They say ’tis better to give than receive, but in many ways I think the adage is wrong. In my opinion, ’tis often easier to give, instead of better. There’s something about receiving gifts that is hard for many people, myself included.
I wrote in the past about how to receive a compliment, but this goes a little deeper than that.
While recently traveling to New Jersey for a work training, I invited my mom to come along so we could extend my trip by a day or so and do some holiday sightseeing in NYC.
My first inclination for lodging was to go with what I knew. I investigated the option of staying at the Paul, a hotel I had stayed at previously. In May when we’d visted, that hotel was available at a decent price and even though our room wasn’t huge, it was hip and close to lots of things. And the beds were super comfy. But during the trip with my mom, the rates were more than double what they’d been earlier in the year.
After extensive Internet searches, including checking prices, various locations, and tons of online reviews, I found a hotel that seemed like a good option. It was decently priced, not too far from our point of arrival & departure (Penn Station) and had gorgeous photos online. Plus the other folks who had stayed there had positive things to say.
I selected a small, modest room knowing we wouldn’t be spending a ton of time there anyway.
When we arrived at the check-in desk, the hotel staffer told us in what seemed to me an apologetic tone, that she’d had to upgrade us to a different room, a loft. Even though the word upgrade would seemingly mean a better room, at the word loft I imagined my college dorm, with wooden bunked beds crammed in above tiny compact desks below. Oh well, I thought. Our trip is short and we don’t want to spend a bunch of time in the hotel room anyway.

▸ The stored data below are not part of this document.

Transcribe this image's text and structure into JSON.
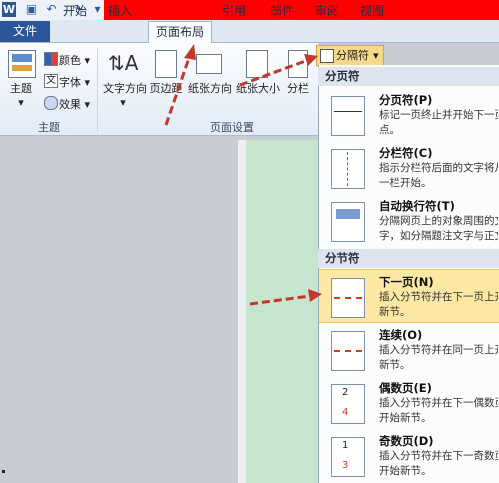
{
  "window": {
    "logo": "W",
    "quick_access": [
      "save-icon",
      "undo-icon",
      "redo-icon",
      "customize-icon"
    ]
  },
  "tabs": {
    "file": "文件",
    "home": "开始",
    "insert": "插入",
    "page_layout": "页面布局",
    "references": "引用",
    "mailings": "邮件",
    "review": "审阅",
    "view": "视图"
  },
  "ribbon": {
    "theme_group": {
      "themes": "主题",
      "colors": "颜色",
      "fonts": "字体",
      "effects": "效果",
      "label": "主题"
    },
    "page_setup": {
      "text_direction": "文字方向",
      "margins": "页边距",
      "orientation": "纸张方向",
      "size": "纸张大小",
      "columns": "分栏",
      "label": "页面设置"
    },
    "breaks_button": "分隔符"
  },
  "dropdown": {
    "page_breaks_header": "分页符",
    "section_breaks_header": "分节符",
    "items": [
      {
        "title": "分页符(P)",
        "desc1": "标记一页终止并开始下一页",
        "desc2": "点。"
      },
      {
        "title": "分栏符(C)",
        "desc1": "指示分栏符后面的文字将从",
        "desc2": "一栏开始。"
      },
      {
        "title": "自动换行符(T)",
        "desc1": "分隔网页上的对象周围的文",
        "desc2": "字，如分隔题注文字与正文"
      },
      {
        "title": "下一页(N)",
        "desc1": "插入分节符并在下一页上开",
        "desc2": "新节。"
      },
      {
        "title": "连续(O)",
        "desc1": "插入分节符并在同一页上开",
        "desc2": "新节。"
      },
      {
        "title": "偶数页(E)",
        "desc1": "插入分节符并在下一偶数页",
        "desc2": "开始新节。"
      },
      {
        "title": "奇数页(D)",
        "desc1": "插入分节符并在下一奇数页",
        "desc2": "开始新节。"
      }
    ],
    "icon_numbers": {
      "even_top": "2",
      "even_bottom": "4",
      "odd_top": "1",
      "odd_bottom": "3"
    }
  },
  "colors": {
    "accent": "#2a5699",
    "highlight": "#fce7a3",
    "annotation_arrow": "#c0392b",
    "title_red": "#ff0000"
  }
}
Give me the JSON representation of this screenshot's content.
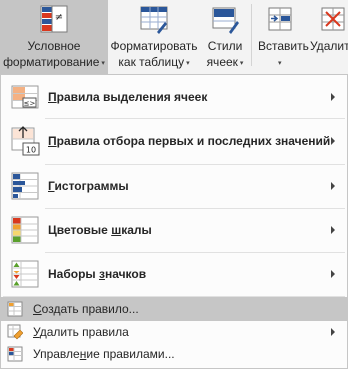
{
  "ribbon": {
    "conditional_formatting": {
      "line1": "Условное",
      "line2": "форматирование",
      "caret": "▾",
      "icon": "conditional-formatting-icon"
    },
    "format_as_table": {
      "line1": "Форматировать",
      "line2": "как таблицу",
      "caret": "▾",
      "icon": "format-as-table-icon"
    },
    "cell_styles": {
      "line1": "Стили",
      "line2": "ячеек",
      "caret": "▾",
      "icon": "cell-styles-icon"
    },
    "insert": {
      "line1": "Вставить",
      "caret": "▾",
      "icon": "insert-cells-icon"
    },
    "delete": {
      "line1": "Удалит",
      "icon": "delete-cells-icon"
    }
  },
  "menu": {
    "items": [
      {
        "pre": "",
        "u": "П",
        "post": "равила выделения ячеек",
        "icon": "highlight-cells-rules-icon",
        "submenu": true
      },
      {
        "pre": "",
        "u": "П",
        "post": "равила отбора первых и последних значений",
        "icon": "top-bottom-rules-icon",
        "submenu": true
      },
      {
        "pre": "",
        "u": "Г",
        "post": "истограммы",
        "icon": "data-bars-icon",
        "submenu": true
      },
      {
        "pre": "Цветовые ",
        "u": "ш",
        "post": "калы",
        "icon": "color-scales-icon",
        "submenu": true
      },
      {
        "pre": "Наборы ",
        "u": "з",
        "post": "начков",
        "icon": "icon-sets-icon",
        "submenu": true
      }
    ],
    "commands": [
      {
        "pre": "",
        "u": "С",
        "post": "оздать правило...",
        "icon": "new-rule-icon",
        "submenu": false,
        "highlighted": true
      },
      {
        "pre": "",
        "u": "У",
        "post": "далить правила",
        "icon": "clear-rules-icon",
        "submenu": true
      },
      {
        "pre": "Управле",
        "u": "н",
        "post": "ие правилами...",
        "icon": "manage-rules-icon",
        "submenu": false
      }
    ]
  },
  "colors": {
    "accent_blue": "#2b579a",
    "orange": "#f0a030",
    "red": "#d9381e",
    "green": "#5aa02c",
    "highlight": "#c6c6c6"
  }
}
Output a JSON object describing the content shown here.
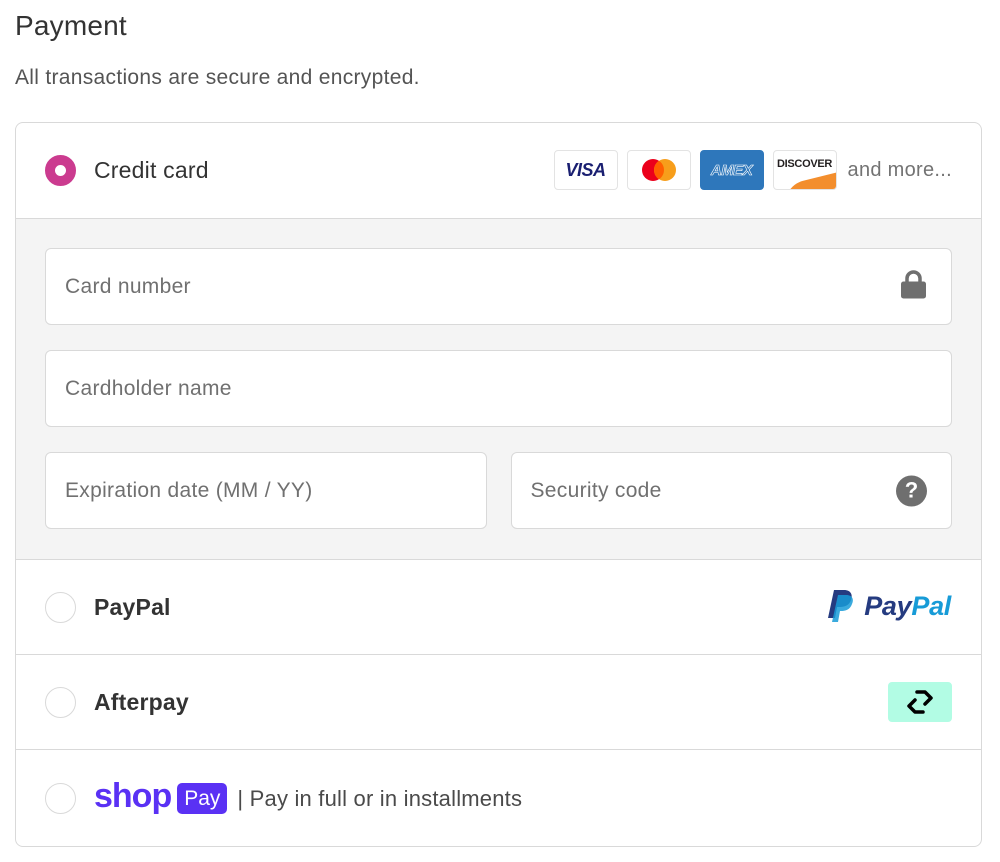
{
  "header": {
    "title": "Payment",
    "subtitle": "All transactions are secure and encrypted."
  },
  "payment_methods": {
    "credit_card": {
      "label": "Credit card",
      "selected": true,
      "card_brands": [
        "VISA",
        "Mastercard",
        "AMEX",
        "DISCOVER"
      ],
      "and_more": "and more...",
      "fields": {
        "card_number": {
          "placeholder": "Card number",
          "value": "",
          "icon": "lock-icon"
        },
        "cardholder_name": {
          "placeholder": "Cardholder name",
          "value": ""
        },
        "expiration": {
          "placeholder": "Expiration date (MM / YY)",
          "value": ""
        },
        "security_code": {
          "placeholder": "Security code",
          "value": "",
          "icon": "help-icon",
          "icon_glyph": "?"
        }
      }
    },
    "paypal": {
      "label": "PayPal",
      "selected": false,
      "logo_pay": "Pay",
      "logo_pal": "Pal"
    },
    "afterpay": {
      "label": "Afterpay",
      "selected": false
    },
    "shop_pay": {
      "selected": false,
      "brand_shop": "shop",
      "brand_pay": "Pay",
      "tagline": "| Pay in full or in installments"
    }
  },
  "colors": {
    "accent": "#cb3b8f",
    "shop_pay": "#5a31f4",
    "afterpay_bg": "#b2fce4",
    "paypal_dark": "#253b80",
    "paypal_light": "#179bd7",
    "amex": "#2e77bb"
  }
}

When we got off the elevator on the eighth floor and walked around the corner to room 808, I thought to myself….don’t be disappointed if this isn’t anything special. We’re just lucky to be here.
Then we entered our loft. In the foyer, the walls were covered with a gorgeous black and gold art deco wallpaper, and there was a cool lithograph as well as a giant round gold mirror. That opened into a spacious living room and kitchen with sleek stainless appliances and a wide island with three stools.
In the living room was a white leather sofa, a big round marble coffee table and on the wall was mounted a television four times the size of mine at home.
Big windows and a set of French doors opened onto a balcony with chairs overlooking the skyline. Down the hall was a roomy bedroom with a king bed. And across from it, a bathroom much larger than either of the ones at our own houses. It was covered in beautiful gray and white subway tile and had a big soaking tub on the left and a glass encased shower on the right.
My mom and I figured there must have been some mistake. This couldn’t be our room.
“She did say she had to upgrade us,” my mom said.
“Yeah, but this is more than just a simple upgrade,” I replied.
This is unreal.
“Oh well, you should always look for little gifts and unexpected blessings at every turn,” said my mom. She’s pretty wise that mother of mine.
On the last morning of our trip, after my training had ended and we were free to have our big day in the city, I sat on the comfy leather sofa in that giant hotel living room, sipping espresso from our self serve machine and trying to prepare to soak up every moment of the day ahead.
I found myself thinking about the gift of the experience, including the incredible hotel room we’d never have otherwise chosen for ourselves had it not been for a happy accident and our fortuitous upgrade.
1) Gifts can come without warning when we least expect them.
2) Thinking we don’t deserve them or they are too good to be true will only rob us of the joy of receiving and enjoying something we weren’t expecting.
3) Acting like or believing we did something to earn them or deserve them removes God from the equation. They cease to be a blessing and become a barter system. We set down a dangerous path of working harder to receive things that we would have gotten anyway.
4) There is no shortage of gifts. If we miss one, there’s infinitely more to come.
5) Gifts never come in exactly the same packages or the same way. One day a gift might be the opportunity to stay in a fancy hotel room that costs more than twice what you paid for it. Another day it might be a WWII veteran at a convenience store who thinks he knows you and greets you with a warm handshake and “It sure is good to see you. It’s been too long.” This will bless your heart in so many ways.
6) If we focus on what we perceive to be the negative, we will lose our ability to see all the gifts around us that are right in front of our noses. Kind of like the Timothy Busfield’s character in Field of Dreams who couldn’t see the baseball players while they were practicing on the field only a few feet away.
7) If we thinks gifts come with strings attached, it is often because we are guilty of giving gifts with strings attached. Cut the strings and just enjoy the gift.
8) Life will always be an adventure if you believe another gift is just around the corner. You won’t know what to expect but it will be wonderful never-the-less.
9) Giving a gift brings joy to the giver. Accept any and all gifts with grace and gratitude.
You will likely receive at least one gift this holiday season. You’ll probably give a gift too. Maybe just keep these things in mind.